Tiebreak criteria determine the final ranking when players finish with the same score. Setting them correctly before the tournament starts is essential — changing them mid-tournament is bad practice and can lead to disputes.
How to set tiebreaks:
- Open your tournament settings
- Go to the "Tiebreaks" section
- Drag and drop criteria in your preferred order of priority
- Save
FIDE recommended order for Swiss tournaments:
- Buchholz Cut-1
- Buchholz
- Sonneborn-Berger
What each tiebreak means (quick version):
- Buchholz (BH): Sum of all your opponents' scores. Higher = you faced tougher opposition.
- Buchholz Cut-1 (BH C1): Same as Buchholz, but removes the lowest opponent score. Reduces the penalty for facing one weak player.
- Buchholz Median (BH Med): Removes both the highest and lowest opponent scores.
- Sonneborn-Berger (SB): Scores of opponents you beat + half the scores of opponents you drew. Rewards quality wins.

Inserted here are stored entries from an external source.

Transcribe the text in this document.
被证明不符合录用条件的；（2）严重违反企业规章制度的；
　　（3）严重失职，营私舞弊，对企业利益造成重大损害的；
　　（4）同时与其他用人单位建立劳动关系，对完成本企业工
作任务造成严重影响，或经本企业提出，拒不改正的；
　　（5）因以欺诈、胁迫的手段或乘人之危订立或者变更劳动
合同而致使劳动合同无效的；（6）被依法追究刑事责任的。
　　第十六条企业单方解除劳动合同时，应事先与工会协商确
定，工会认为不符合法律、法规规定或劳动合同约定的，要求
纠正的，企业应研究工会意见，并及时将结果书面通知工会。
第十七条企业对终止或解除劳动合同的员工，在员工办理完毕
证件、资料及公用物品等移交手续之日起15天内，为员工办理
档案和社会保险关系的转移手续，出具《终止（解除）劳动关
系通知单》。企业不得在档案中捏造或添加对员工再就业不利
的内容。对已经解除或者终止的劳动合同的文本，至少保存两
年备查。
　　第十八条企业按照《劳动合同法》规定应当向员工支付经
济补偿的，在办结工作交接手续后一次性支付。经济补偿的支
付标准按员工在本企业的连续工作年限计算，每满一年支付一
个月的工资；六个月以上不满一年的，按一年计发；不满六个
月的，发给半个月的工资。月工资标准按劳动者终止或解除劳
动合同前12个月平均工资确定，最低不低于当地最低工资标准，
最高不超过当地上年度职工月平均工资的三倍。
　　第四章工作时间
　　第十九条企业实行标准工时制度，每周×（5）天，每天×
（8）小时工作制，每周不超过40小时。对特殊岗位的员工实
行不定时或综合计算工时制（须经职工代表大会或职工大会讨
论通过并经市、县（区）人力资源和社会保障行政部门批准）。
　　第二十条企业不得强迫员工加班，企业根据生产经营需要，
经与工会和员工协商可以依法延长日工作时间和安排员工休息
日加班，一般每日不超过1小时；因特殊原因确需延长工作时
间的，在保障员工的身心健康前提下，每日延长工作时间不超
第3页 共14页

- Average Rating of Opponents (ARO): Mean rating of all opponents. Objective but doesn't reflect results.
- Direct Encounter (DE): Head-to-head result between tied players. Only useful for 2-player ties.
- Number of Wins: More wins = higher rank. Encourages decisive play.
- Number of Games with Black: More black games = higher rank. Compensates for color disadvantage.
Important notes:
- For FIDE-rated events, check your federation's requirements — some mandate specific tiebreak orders.
- Tiebreaks are computed automatically and update after every round.
- Forfeited games are handled according to FIDE C.07-2023: the absent player's score counts as a draw for Buchholz purposes.